Machine Learning

Explaining Anomalies with Isolation Forest and SHAP

September 30, 2024

Isolation Forest is an unsupervised, tree-based anomaly detection technique. See how each KernelSHAP and TreeSHAP can be utilized to clarify its output.

Picture by Fabrice Villard on Unsplash

Isolation Forest has develop into a staple in anomaly detection programs [1]. Its benefit is having the ability to discover complicated anomalies in massive datasets with many options. Nevertheless, relating to explaining these anomalies, this benefit shortly turns into a weak spot.

To take motion on an anomaly we regularly have to grasp the explanations for it being categorised as one. This perception is especially precious in real-world purposes, comparable to fraud detection, the place realizing the rationale behind an anomaly is commonly as vital as detecting it.

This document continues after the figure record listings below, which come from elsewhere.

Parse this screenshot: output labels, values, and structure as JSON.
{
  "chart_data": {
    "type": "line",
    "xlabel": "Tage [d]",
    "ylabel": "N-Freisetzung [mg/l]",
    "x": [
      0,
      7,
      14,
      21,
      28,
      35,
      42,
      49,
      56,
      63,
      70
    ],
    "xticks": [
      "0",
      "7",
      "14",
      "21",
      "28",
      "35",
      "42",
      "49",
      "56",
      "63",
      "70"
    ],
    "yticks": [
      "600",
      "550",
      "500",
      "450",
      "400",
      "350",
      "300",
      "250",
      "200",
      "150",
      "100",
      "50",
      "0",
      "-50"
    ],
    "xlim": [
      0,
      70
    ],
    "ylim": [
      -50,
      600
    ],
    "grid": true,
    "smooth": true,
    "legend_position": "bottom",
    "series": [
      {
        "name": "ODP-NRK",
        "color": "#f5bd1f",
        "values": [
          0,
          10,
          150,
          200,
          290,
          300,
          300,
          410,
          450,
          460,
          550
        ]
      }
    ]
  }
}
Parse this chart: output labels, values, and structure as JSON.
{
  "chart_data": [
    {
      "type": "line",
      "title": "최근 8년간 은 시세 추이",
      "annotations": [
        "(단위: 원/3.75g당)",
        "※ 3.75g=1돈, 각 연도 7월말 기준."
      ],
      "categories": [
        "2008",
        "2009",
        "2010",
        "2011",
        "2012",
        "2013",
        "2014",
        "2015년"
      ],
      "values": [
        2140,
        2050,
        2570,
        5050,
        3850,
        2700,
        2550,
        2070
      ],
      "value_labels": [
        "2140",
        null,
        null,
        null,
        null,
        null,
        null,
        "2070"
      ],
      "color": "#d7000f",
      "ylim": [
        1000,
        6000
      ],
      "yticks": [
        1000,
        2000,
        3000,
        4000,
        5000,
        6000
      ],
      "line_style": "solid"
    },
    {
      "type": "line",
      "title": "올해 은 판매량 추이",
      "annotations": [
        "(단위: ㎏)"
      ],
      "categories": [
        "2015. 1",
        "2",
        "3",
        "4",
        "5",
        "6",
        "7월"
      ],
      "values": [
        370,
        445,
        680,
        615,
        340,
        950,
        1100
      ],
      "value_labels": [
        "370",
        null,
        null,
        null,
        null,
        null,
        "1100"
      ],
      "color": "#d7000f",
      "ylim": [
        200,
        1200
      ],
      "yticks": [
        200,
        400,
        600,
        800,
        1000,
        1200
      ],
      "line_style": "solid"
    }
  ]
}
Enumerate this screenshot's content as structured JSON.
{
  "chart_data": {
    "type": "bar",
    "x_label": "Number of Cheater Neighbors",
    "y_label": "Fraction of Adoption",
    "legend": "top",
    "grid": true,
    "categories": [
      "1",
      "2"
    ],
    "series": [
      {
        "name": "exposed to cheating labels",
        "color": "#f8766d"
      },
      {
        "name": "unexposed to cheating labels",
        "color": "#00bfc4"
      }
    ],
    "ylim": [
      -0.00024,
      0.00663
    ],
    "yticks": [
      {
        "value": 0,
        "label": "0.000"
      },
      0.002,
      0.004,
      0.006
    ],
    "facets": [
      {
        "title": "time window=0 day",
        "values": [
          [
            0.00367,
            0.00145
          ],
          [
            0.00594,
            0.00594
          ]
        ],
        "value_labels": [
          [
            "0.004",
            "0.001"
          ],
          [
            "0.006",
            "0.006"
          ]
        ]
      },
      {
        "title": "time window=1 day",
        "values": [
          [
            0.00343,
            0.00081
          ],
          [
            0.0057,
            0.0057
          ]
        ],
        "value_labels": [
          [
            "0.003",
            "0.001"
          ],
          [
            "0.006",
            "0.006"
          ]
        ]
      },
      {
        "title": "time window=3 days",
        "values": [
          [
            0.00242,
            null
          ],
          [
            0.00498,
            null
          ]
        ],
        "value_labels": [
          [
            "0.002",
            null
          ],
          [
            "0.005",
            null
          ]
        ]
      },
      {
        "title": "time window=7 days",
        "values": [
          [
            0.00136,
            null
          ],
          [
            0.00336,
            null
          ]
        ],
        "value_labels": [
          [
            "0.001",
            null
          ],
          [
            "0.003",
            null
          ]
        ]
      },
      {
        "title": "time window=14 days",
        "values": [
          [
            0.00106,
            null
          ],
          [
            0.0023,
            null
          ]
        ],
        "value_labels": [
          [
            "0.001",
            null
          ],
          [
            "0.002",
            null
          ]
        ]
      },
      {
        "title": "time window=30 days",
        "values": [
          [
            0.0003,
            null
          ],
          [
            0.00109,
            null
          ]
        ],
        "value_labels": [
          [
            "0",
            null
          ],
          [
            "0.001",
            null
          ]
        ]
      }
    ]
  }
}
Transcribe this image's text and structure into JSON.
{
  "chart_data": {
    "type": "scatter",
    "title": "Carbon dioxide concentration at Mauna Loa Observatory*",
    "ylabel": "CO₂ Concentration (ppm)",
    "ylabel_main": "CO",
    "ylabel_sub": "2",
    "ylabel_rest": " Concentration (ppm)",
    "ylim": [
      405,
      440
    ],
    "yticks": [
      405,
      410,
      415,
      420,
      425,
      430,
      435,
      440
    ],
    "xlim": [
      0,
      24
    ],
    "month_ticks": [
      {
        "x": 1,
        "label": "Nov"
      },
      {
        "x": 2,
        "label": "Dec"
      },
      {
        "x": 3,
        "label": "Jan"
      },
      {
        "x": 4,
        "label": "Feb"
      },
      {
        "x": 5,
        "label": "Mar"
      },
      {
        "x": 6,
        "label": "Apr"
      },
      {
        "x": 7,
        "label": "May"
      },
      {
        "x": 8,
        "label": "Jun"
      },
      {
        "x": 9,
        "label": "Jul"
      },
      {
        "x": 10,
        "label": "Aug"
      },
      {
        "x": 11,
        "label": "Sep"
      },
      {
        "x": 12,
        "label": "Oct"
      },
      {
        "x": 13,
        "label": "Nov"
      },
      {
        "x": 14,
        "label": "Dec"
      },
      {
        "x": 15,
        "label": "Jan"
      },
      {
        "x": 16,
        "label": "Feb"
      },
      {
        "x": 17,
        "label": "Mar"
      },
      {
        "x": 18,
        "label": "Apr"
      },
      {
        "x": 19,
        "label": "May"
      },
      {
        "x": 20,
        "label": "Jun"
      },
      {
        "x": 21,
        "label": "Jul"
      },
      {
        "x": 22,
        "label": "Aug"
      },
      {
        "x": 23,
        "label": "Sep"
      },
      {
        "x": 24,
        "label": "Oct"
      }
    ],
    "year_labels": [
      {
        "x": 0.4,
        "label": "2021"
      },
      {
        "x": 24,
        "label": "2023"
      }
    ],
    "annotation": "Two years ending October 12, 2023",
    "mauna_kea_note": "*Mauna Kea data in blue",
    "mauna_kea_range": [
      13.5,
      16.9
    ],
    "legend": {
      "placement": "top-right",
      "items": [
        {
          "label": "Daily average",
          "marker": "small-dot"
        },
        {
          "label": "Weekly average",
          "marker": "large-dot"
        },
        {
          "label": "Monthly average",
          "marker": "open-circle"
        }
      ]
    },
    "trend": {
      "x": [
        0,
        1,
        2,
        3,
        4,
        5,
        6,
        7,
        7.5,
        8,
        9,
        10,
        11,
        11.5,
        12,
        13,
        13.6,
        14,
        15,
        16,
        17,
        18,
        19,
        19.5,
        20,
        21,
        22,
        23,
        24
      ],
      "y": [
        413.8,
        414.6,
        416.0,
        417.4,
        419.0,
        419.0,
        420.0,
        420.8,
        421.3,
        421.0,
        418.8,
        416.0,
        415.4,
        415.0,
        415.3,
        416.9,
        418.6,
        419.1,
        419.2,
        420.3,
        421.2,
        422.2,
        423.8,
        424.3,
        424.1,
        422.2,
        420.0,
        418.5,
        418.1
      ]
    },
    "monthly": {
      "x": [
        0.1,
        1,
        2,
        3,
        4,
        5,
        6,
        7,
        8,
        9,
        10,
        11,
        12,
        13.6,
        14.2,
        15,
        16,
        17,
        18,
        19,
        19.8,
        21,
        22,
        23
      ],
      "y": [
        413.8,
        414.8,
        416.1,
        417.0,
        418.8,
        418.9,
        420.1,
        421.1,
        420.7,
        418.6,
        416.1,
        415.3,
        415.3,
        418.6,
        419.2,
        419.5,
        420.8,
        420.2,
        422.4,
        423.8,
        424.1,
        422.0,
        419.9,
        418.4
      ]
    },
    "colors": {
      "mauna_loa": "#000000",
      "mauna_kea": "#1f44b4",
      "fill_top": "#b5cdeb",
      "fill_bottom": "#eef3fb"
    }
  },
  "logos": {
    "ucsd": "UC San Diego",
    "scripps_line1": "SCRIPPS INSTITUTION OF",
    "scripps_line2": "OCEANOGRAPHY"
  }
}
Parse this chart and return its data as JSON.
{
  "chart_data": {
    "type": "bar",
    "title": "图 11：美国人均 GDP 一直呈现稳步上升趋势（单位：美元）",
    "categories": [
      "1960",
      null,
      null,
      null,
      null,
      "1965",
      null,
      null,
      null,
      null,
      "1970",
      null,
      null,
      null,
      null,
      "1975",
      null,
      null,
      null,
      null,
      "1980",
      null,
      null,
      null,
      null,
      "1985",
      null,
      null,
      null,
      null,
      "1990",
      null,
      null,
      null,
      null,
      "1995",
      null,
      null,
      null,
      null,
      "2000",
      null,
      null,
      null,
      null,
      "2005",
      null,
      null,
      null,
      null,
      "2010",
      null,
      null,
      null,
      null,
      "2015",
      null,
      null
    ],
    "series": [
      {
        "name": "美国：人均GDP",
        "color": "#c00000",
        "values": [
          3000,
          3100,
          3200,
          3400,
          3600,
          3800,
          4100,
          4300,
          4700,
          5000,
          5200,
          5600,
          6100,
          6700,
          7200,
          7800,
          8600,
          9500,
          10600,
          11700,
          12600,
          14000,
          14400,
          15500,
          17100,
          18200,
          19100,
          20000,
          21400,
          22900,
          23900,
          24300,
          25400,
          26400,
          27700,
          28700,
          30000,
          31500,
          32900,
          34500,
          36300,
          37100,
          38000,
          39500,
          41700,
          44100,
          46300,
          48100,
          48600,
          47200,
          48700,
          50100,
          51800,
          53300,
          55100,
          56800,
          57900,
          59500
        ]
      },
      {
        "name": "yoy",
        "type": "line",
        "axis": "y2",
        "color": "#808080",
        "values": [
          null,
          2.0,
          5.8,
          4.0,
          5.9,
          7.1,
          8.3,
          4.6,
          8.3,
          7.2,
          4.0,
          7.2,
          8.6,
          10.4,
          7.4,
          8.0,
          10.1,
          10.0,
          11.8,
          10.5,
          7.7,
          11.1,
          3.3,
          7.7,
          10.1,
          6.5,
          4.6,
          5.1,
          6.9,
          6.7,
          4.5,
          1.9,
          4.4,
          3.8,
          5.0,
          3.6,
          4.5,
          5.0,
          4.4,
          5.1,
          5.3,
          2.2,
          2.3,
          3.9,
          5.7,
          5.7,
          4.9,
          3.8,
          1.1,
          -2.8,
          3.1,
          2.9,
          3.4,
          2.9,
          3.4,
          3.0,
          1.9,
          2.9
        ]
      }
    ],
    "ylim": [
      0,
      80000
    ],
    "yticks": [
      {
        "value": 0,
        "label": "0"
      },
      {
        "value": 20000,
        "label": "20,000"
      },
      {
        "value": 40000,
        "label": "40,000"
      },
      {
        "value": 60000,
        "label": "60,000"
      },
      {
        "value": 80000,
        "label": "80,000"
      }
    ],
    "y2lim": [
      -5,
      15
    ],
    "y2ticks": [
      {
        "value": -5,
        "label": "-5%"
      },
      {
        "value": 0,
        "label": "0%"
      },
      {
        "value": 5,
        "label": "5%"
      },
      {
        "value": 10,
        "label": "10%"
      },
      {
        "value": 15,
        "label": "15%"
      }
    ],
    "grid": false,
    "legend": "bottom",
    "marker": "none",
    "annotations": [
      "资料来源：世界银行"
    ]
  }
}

Sadly, with Isolation Forest, these explanations are hidden inside the complicated mannequin construction. To uncover them, we flip to SHAP.

We’ll apply SHAP to IsolationForest and interpret its output. We’ll see that though that is an unsupervised mannequin we are able to nonetheless use SHAP to clarify its anomaly scores. That’s to grasp:

How options have contributed to the scores of particular person situations
and which options are vital basically.